Friday, March 11, 2011

Australian Olive Oil Market Progress Report

The most recent figures on world trade in olive oil reveal some interesting facts about the Australian market.

While the data for 2009/10 is provisional and those for 2010/11 are estimates, the proportion of Australian olive oil consumed in the local Australian market has changed by just 3
% over the last 4 years.

Previous analysis by Olive Business has shown that sales of local extra virgin olive oil have made substantial gains ( However, when taken as a percentage of overall olive oil consumption it seems little has changed since the major gains in 2007/8 when the local oils consumed rose from 14% to 23%.

Analysis of the export data also reveals that over the past three
years the percentage of local production exported has not increased.

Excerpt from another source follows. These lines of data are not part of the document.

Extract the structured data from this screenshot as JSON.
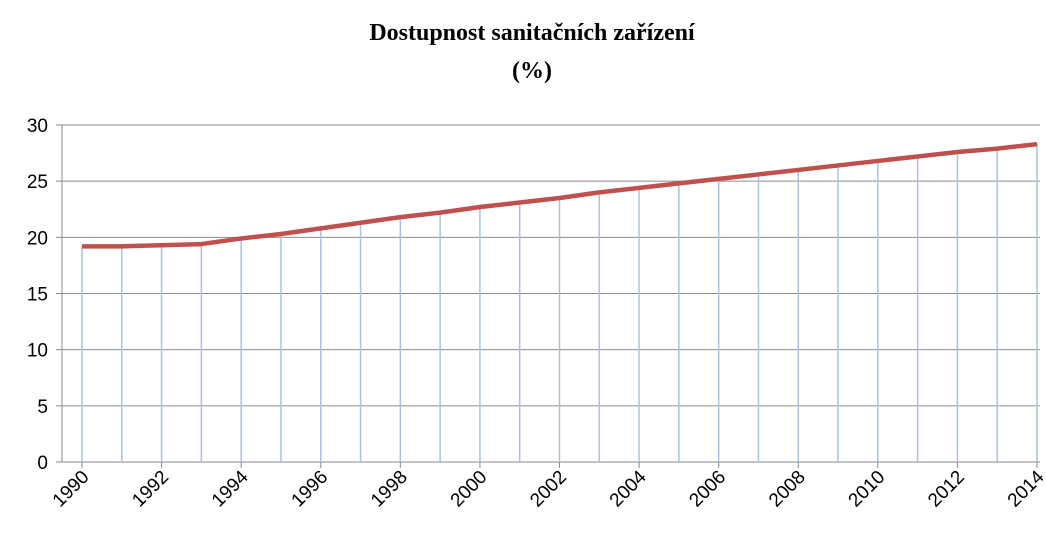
{
  "chart_data": {
    "type": "line",
    "title": "Dostupnost sanitačních zařízení",
    "subtitle": "(%)",
    "x": [
      1990,
      1991,
      1992,
      1993,
      1994,
      1995,
      1996,
      1997,
      1998,
      1999,
      2000,
      2001,
      2002,
      2003,
      2004,
      2005,
      2006,
      2007,
      2008,
      2009,
      2010,
      2011,
      2012,
      2013,
      2014
    ],
    "series": [
      {
        "name": null,
        "color": "#c0504d",
        "values": [
          19.2,
          19.2,
          19.3,
          19.4,
          19.9,
          20.3,
          20.8,
          21.3,
          21.8,
          22.2,
          22.7,
          23.1,
          23.5,
          24.0,
          24.4,
          24.8,
          25.2,
          25.6,
          26.0,
          26.4,
          26.8,
          27.2,
          27.6,
          27.9,
          28.3
        ]
      }
    ],
    "drop_line_color": "#a9c1e8",
    "xlim": [
      1990,
      2014
    ],
    "xticks": [
      1990,
      1992,
      1994,
      1996,
      1998,
      2000,
      2002,
      2004,
      2006,
      2008,
      2010,
      2012,
      2014
    ],
    "ylim": [
      0,
      30
    ],
    "yticks": [
      0,
      5,
      10,
      15,
      20,
      25,
      30
    ],
    "grid": true
  }
}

There could be many reasons for this apparent stagnation of market share. For example, we may be seeing a relative decline in olive oil consumption when compared with other vegetable oils as another Olive Business analysis shows. (

It is notable that there is little or no financial or market modelling of olive oil with competing products providing background for decision making on standards and promotional activities. An investment in models would help predict the impact of price fluctuations, exchange rates, reduced imports, changes in labelling and consumer reaction. This modelling should cover all market segments.

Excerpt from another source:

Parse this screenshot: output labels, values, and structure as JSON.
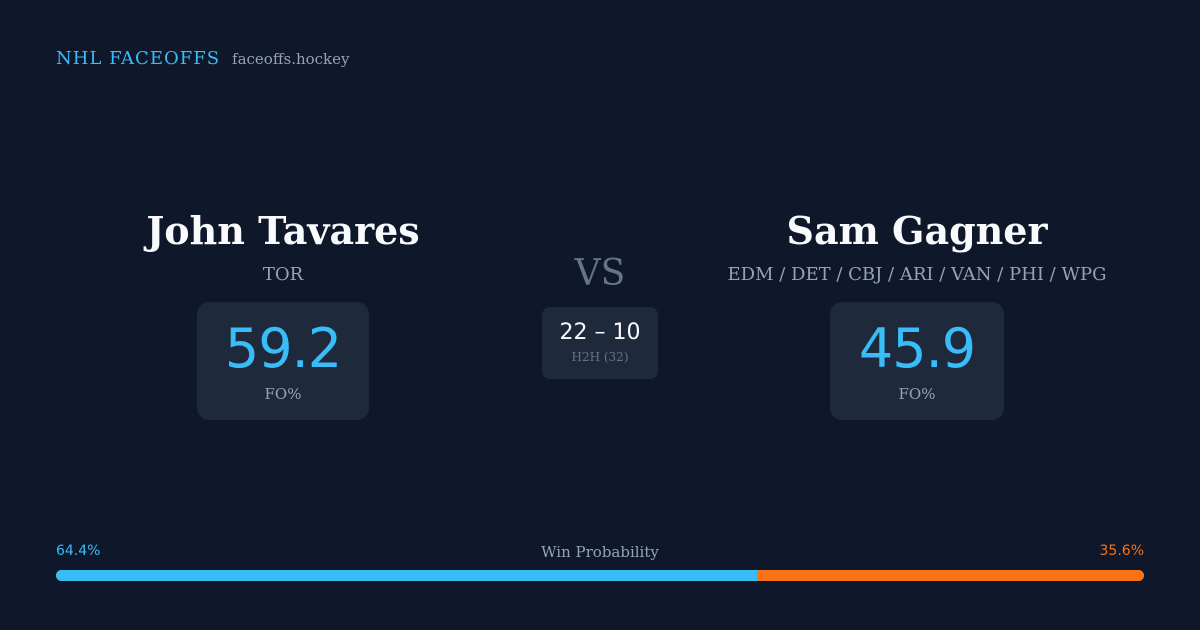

The Australian industry would be well advised to critically examine the complex interactions in the marketplace and reconsider the current marketing strategies. Some of the issues to be considered are:

  1. Why is there little growth in consumption of olive oil in Australia over the last five years?
  2. Why has the proportion of Australian olive oil consumed locally seemingly reached a plateau?
  3. Is price a barrier to consumption when compared with other vegetable oils?
  4. Has the negative publicity about low quality olive oils had an impact on sales overall?
  5. Has the consumption of extra virgin olive oil reached a plateau?
  6. Is there the opportunity to make inroads into the lower quality/price segment of the olive oil market?
  7. Has current marketing strategy achieved as much as it can and is it time for change?

Tuesday, March 1, 2011

Labelling Madness

Yes, I am being driven mad by what should be the simplest of exercises – labelling our extra virgin olive oil.

Not so simple with the multitude of reviews, cessations and new rules which are happening with no coordination and little consideration of the producer’s bottom line.

Our olive oil is certified organic, so we have those rules to abide by – submitting our label for approval. AQIS have decided, for reasons best known to themselves, to withdraw the use of their seal so that has to come off our label and we are told that we have to have the IFOAM logo on the label now. Then the OFA are developing a national organic mark which will have to go on the label – they haven’t decided on the symbol yet. Seems like a lot of free advertising on our labels.

Oh yes, AQIS is conducting a review of organic legislation and may be introducing another mandatory regulatory mark for export. Soon there will be so many ‘marks’ on the label there will be little room for anything else.

Wondering what all the acronyms stand for – I am not going to bore you by spelling so many out. So many organisations with a finger in the organic pie.

Now there is the Australian and New Zealand Government’s Food labelling review which is about to report its findings, presumably to be enacted within the year forcing more changes to olive oil labels. These are expected to be more about health claims and nutrition panels – so there goes the back label for redesign.

Then according to the draft of the proposed Australian standards for olive and olive-pomace oils being orchestrated by the AOA and Standards Australia we are going to be expressly forbidden – yes forbidden – to describe our olive as olive oil on the label ( ……..Any other designations (e.g. Olive Oil,…………) are expressly forbidden).

Seriously – they can’t be serious. Added to that there are more rules about what we can use to describe the taste of the oil, whether it was pressed or extracted, hot or cold, first, second or last etc, etc, etc

For export we will still be required to abide by the International Olive Council (IOC) Trade Standard for Olive Oil and Olive Pomace Oils. They differ from the proposed Australian Standard so here comes another label.

We have to have a label designed now for the coming season to replace the perfectly good one we have (we still have a few thousand left) which has been made obsolete by decisions by anonymous committees in far away places. And with all the rule changes in the pipeline the new label will probably be obsolete before it is printed.

For goodness sake, we are just trying to sell olive oil – organic extra virgin olive oil - and make some money out of it. The latter is increasingly hard to achieve with so much time and resources wasted in abiding by these ever changing rules made by those whose product is rules and more rules.